“The Dream Whisperer” is a new documentary about Dick Barnett’s long, eventually successful quest to get the Basketball Hall of Fame to recognize his famed Tennessee A&I college teams of the late 1950s.
But the best illustration of how long that mission lasted is evident in the film itself.
When it begins, in 2011, Barnett is seen walking with a limp, but comfortably and without assistance. Today, he is 85, uses a walking stick and is unsteady on his feet.
And several people who have since died are interviewed, including Anthony Mason, David Stern, John Thompson and Joanna McLendon, the widow of Barnett’s college coach, Hall of Famer John McLendon.
In a brief scene from 2019, Paul Westphal is seen congratulating Barnett as both Westphal and Barnett’s team are inducted. Westphal died last year.
“That’s one of the reasons I wanted to do this, before this thing was completely lost to history,” Barnett told Newsday before a screening in Manhattan on Thursday.
Director Eric Drath said, “There are a lot of people that are in it that are no longer with us, and we felt that much more compelled to finish it and tell the story for their legacy.
“There’s an urgency, and when he goes to one of the funerals of one of his teammates, he’s like, ‘How many of us are left to tell the story? I’ve got to do it.’”
(The film does not yet have a distribution deal.)
Tennessee A&I, now Tennessee State, was a historically Black college not welcome in the NCAA or NIT. But it landed an invite to the NAIA Tournament and promptly won it three times in a row, from 1957 through 1959.
Barnett was a guard on both Knicks championship teams in 1970 and ’73 and had his number 12 retired by the team. He later fashioned a career in education and writing, with a doctorate in education from Fordham.
But he never let go of championing the cause of his college team, whose three titles largely had been forgotten. Its place in the racial integration of college basketball often is overshadowed by teams such as Texas Western, which in 1966 became the first team with an all-Black starting five to win the NCAAs.
All Tennessee A&I wanted was a shot. How would Barnett’s team have done in the NCAA Tournaments of that era? “We would have done fine,” he said.
Asked what took so long for his team to be recognized, Barnett said, “Race.”
“The heart of this film is about never giving up your dream,” Drath said. “You can just tell the way he played is the way he is now; what made him a great player is the same reason that he was able to achieve what he did [with the Hall of Fame].”

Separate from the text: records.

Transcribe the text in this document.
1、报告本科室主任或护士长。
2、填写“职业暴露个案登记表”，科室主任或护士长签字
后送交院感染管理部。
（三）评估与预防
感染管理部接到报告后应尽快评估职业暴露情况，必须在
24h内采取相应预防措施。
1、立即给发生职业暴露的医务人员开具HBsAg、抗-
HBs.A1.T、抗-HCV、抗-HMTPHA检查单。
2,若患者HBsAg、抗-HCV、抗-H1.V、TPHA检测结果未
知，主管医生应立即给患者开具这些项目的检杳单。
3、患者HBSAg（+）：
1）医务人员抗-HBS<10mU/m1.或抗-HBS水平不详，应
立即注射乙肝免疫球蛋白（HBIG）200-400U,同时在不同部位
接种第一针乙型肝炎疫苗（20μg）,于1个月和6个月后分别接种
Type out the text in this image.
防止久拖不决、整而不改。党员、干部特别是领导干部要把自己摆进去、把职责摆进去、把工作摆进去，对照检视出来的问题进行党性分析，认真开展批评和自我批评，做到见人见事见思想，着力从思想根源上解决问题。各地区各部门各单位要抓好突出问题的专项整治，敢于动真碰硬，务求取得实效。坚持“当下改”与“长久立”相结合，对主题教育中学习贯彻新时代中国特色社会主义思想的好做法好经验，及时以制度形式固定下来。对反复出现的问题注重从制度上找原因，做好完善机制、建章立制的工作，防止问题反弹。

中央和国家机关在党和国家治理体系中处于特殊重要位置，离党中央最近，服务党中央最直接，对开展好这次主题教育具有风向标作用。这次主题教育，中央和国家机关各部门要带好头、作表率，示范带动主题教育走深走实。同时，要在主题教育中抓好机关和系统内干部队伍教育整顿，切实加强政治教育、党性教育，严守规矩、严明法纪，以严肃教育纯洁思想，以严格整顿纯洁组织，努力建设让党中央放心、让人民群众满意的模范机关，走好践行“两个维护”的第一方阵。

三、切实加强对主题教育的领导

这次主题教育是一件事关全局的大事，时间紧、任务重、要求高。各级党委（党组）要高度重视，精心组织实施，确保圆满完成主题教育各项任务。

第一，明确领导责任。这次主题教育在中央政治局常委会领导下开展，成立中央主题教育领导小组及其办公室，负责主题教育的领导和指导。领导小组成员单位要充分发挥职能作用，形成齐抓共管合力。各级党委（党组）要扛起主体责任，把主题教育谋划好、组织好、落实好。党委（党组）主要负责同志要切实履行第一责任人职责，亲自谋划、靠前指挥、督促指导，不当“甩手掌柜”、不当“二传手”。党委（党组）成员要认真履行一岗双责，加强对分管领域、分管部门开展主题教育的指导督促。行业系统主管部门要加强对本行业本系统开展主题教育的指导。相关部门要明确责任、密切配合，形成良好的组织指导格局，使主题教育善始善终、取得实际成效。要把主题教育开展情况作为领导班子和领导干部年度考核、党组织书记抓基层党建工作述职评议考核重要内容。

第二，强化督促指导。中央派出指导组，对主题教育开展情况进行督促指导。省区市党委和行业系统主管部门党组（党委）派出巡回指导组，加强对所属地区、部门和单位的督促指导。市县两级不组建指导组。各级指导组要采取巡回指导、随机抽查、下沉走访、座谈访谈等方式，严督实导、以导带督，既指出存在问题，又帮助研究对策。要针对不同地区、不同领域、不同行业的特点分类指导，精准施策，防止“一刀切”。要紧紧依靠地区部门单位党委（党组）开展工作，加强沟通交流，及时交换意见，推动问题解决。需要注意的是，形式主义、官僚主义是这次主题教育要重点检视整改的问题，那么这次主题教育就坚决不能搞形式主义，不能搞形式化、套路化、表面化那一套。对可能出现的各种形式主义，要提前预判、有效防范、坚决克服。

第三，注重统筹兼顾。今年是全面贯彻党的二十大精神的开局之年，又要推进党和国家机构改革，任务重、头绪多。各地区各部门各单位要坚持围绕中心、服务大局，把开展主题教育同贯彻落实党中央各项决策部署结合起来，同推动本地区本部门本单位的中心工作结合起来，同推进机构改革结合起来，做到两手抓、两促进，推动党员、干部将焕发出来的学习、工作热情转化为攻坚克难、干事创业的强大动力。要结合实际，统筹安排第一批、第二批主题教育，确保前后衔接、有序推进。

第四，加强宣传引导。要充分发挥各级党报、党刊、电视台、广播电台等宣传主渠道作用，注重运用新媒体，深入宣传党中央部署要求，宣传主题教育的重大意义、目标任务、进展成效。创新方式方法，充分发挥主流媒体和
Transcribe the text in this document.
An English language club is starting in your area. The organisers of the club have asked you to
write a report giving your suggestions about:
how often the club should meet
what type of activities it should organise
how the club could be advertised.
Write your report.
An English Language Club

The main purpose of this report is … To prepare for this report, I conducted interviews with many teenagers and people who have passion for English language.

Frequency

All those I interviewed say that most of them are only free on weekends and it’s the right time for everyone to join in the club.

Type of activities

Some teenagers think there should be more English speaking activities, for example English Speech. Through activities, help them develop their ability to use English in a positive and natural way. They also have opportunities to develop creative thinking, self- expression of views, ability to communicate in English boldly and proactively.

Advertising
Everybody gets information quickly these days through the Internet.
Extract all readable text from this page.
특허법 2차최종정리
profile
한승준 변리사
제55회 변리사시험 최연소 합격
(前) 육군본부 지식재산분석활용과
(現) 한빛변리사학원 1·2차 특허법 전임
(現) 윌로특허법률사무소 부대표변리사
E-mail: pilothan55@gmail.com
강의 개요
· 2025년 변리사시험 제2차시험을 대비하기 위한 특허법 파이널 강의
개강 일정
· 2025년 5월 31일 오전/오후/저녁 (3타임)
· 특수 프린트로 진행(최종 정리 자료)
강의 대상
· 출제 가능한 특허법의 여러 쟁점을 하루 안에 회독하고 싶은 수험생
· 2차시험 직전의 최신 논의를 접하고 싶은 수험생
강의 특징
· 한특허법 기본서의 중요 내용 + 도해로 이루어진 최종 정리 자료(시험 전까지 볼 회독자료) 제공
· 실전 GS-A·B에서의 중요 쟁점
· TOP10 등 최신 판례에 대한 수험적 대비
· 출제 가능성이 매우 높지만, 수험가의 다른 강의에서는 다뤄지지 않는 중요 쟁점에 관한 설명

Barnett was famous as a player for his unorthodox jump shot, on which he would kick up his feet behind him as he released the ball.
Most of those jumpers were from mid-range. Asked about the current NBA, he said, “Obviously, [Steph] Curry has changed the whole game with the three-pointer, and now everybody and his mother is shooting the three-pointer.”
Would Barnett have been able to adapt to that style? “I can shoot a three-pointer,” he said.
Barnett was regarded as the least-celebrated Knicks starter of his era, but he lives in Manhattan and said he gets plenty of attention and appreciation from fans.
“But I don’t worry about that; I know how great I was,” he said. “I’ve often said I was driven by a dream unknown, a destiny unseen and a voice unheard.”
Barnett usually steers basketball conversations back to real-life ones. His mission to get his college team into the Hall of Fame was an intersection of both.
“Particularly in those days,” he said, “going through the South without going into restaurants, hotels, all of the accommodations, and winning three championships in a row, that surely must be acknowledged.”
Thanks largely to Barnett, it now has been.